Infine a Sassuolo abbiamo ALTRO A CUI PENSARE ADESSO che a far vedere che la Lega governa.
Ecco…forse Bargi deriva da bargello…termine in uso ai goti (il termine deriva proprio dal latino longobardo “bargi”) Specifico anche che l’abbazia di Nonantola fu fondata nel 752. Carlomagno sconfigge Desiderio 25 anni dopo.
Quindi caro consigliere Bargi, da veri padani quali siamo la prego di inserire nelle indicazioni di Sassuolo cartelli in latino longobardo, rispettosamente alla radice gotico germanica della nostra razza.
Saluti
Ennesima folle provocazione pseudo culturale di gente, che non conosce le cose, e che non si può nemmenro definire “leghista”. Concedo il beneficio del dubbio e della buonafede passando ad un piccolo excursus che spero chiarifichi di cosa si sta parlando.
I nostri dialetti locali (intendo parlati dalla vulgata emiliana) sono tali perchè si riferiscono ad una cosiddetta “lingua tetto” cioè l’italiano, nella sua accezione più pura. Sono figli bastardi del latino e dell’italiano a cui fanno riferimento, da secoli, con italianismi/toscanismi di ogni tipo al volgare fiorentino da cui deriva la nostra lingua moderna. Nella fattispecie il dialetto parlato nell’Emilia è variegato ed ha almeno più di 5 tipi di accentazione differente, leggetevi qualcosa del compianto, anzi compiantissimo professor Giuseppe Moreali, di professione medico, che fu anche poeta dialettale (colui che per inciso detiene un albero allo Yad Vashem di Gerusalemme assieme a Don Arrigo Beccari per note vicende che non c’entrano con l’articolo, una delle più grandi personalità, intellettuali e umanitarie, Sassolese com’era di nascita e mai considerato dalla Lega Nord locale, che la nostra città ha espresso nel XX secolo) a riguardo.
La nostra lingua moderna, l’italiano, ha avuto il suo top nel XV e XVI sec. dove veniva parlata nelle corti europee come la “lingua del rinascimento” . Sono presenti più di 4400 italianismi (dati dell’accademia della Crusca) nelle lingue più importanti del mondo, giusto per ricordare che la lingua di Dante, Petrarca, Calvino, fino a Manuel Agnelli e Jovanotti, è una lingua tutt’altro che poco considerata. E qualora non fosse più antica (lo è in realtà) del dialetto emiliano, che comunque rispetto, certamente è degna di maggior considerazione di quella che questo ODG intende portarle affiancanole un dialetto minore.

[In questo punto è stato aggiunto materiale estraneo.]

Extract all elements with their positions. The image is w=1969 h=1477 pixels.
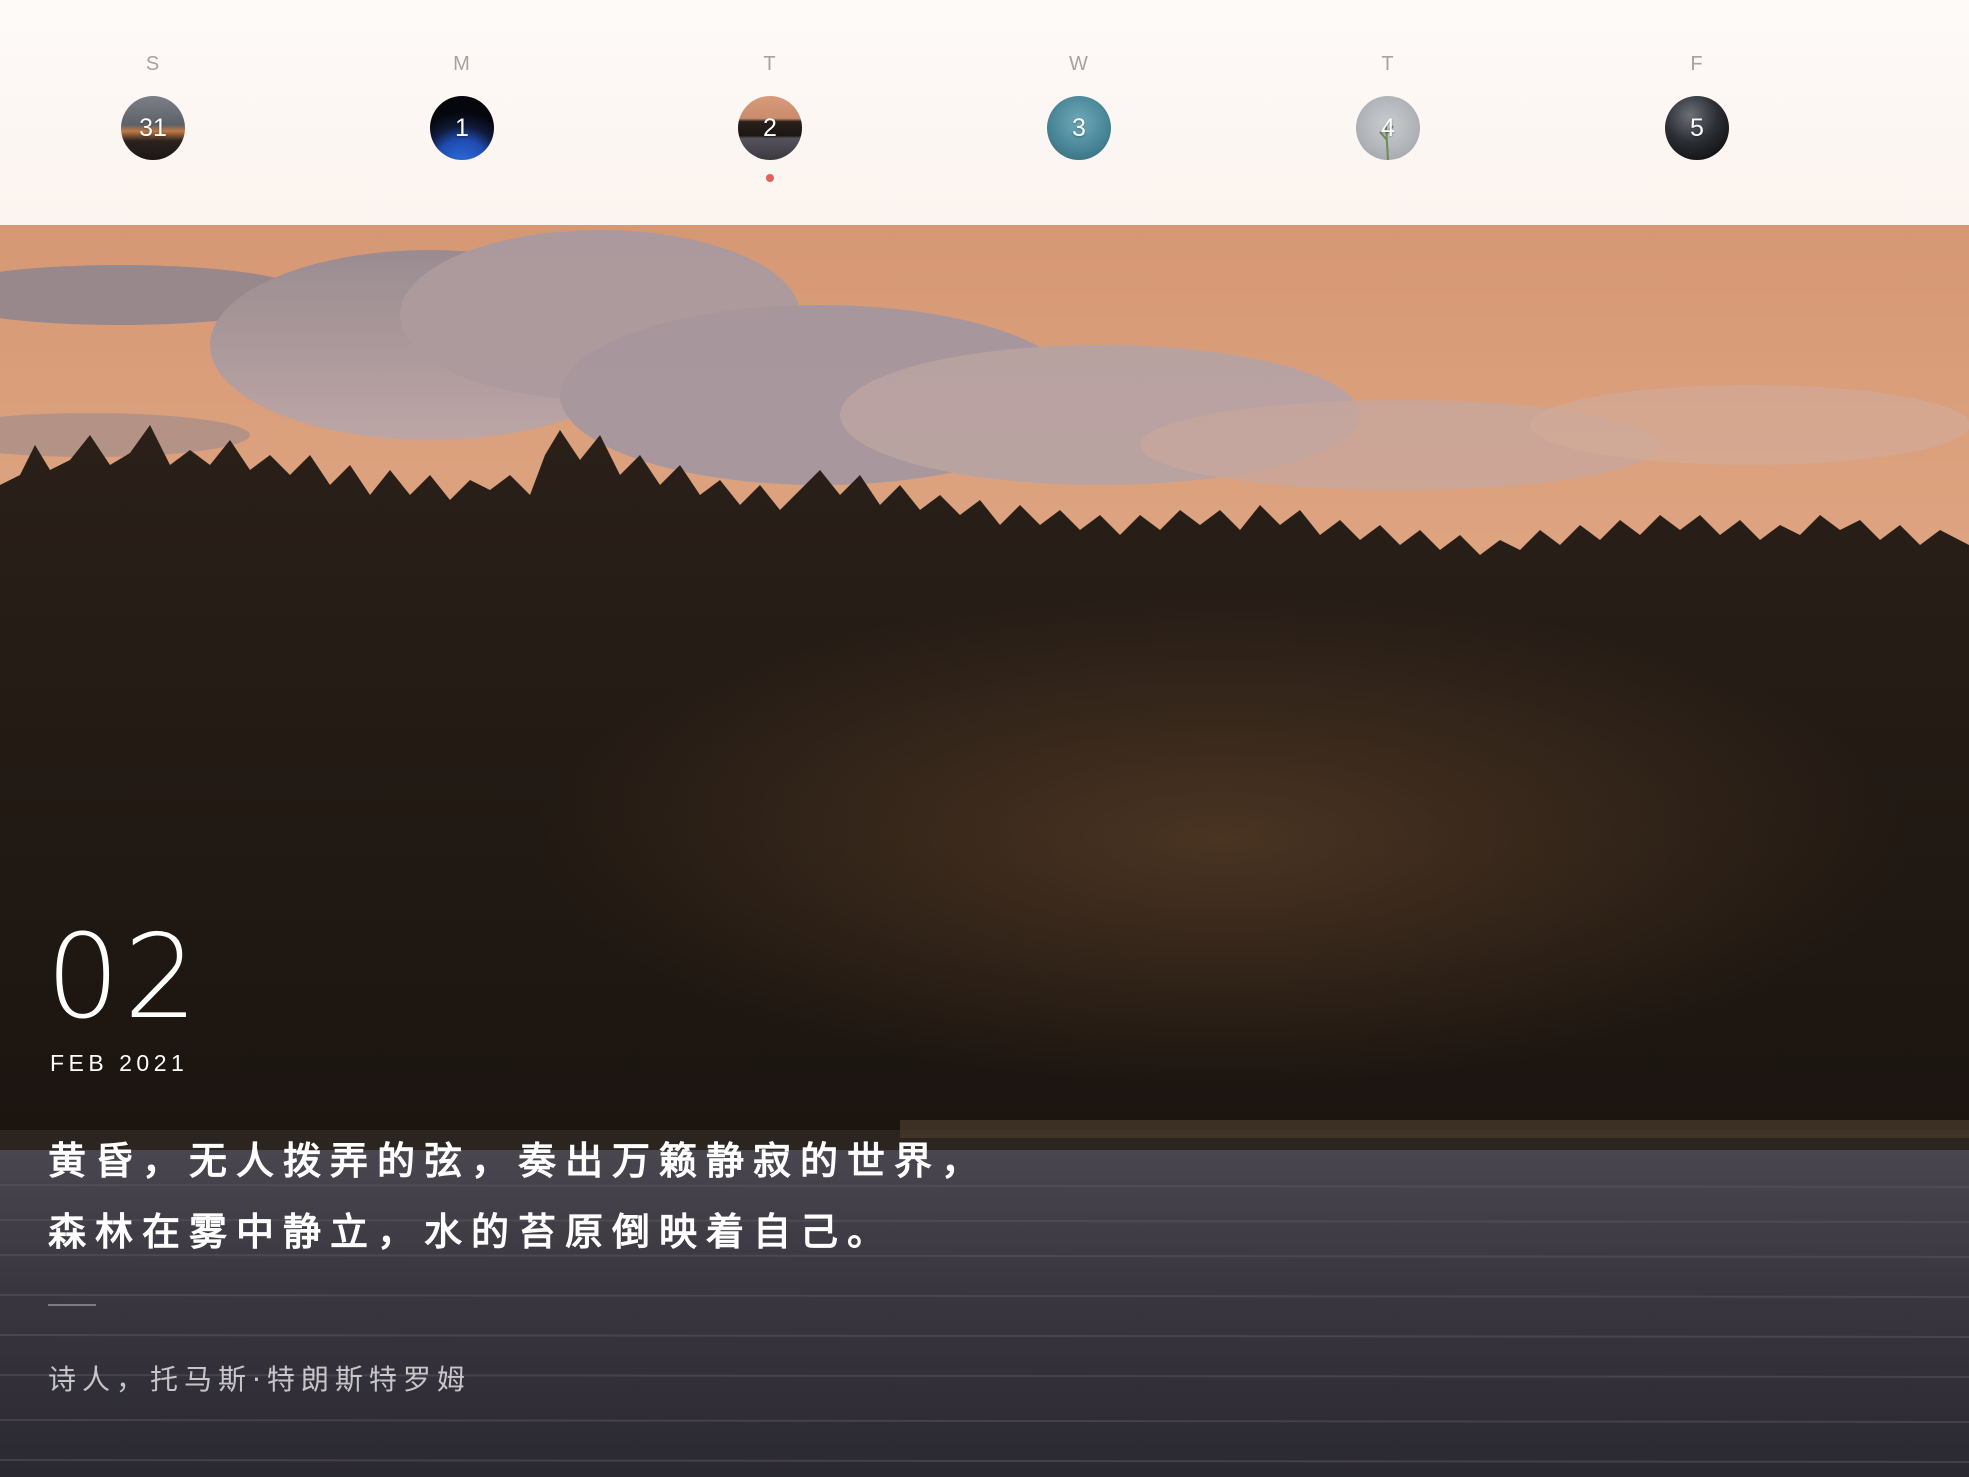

Ad ogni modo, comprendendo che forse qualche culturalmente preparato esponente leghista, intenda promuovere questo ODG , di modo da affermare che quella a dire suo e del suo movimento politico, fu una dominazione (quella definiamola di provenienza “mitteleuropea”) la quale ha contribuito in qualche modo al patrimonio culturale locale.Dico solo agli amici “padani”, che io sono ufficialmente “padano” da 1200 e passa anni, figurando il mio cognome nella donazione dell’abate Gottescalco alle famiglie della partecipanza agraria di Nonantola. Il mio cognome è diffuso in tutti i territori del fu regno italico della corona ferrea, con capitale Pavia, formatosi nel VII sec. d.C e perfino nell’ex marca Longobarda del beneventano, conquistata durante la calata da settentrione. Del mio cognome, che deriva dal germanico medioevale si hanno tracce ad esempio nel Decamerone di Boccaccio, dove si legge testualmente:
“…e fu chiamata Catella, moglie d’un giovane similmente gentile uomo, chiamato Filippel Sighinolfo, il quale ella, onestissima, più che altra cosa amava e aveva caro…”.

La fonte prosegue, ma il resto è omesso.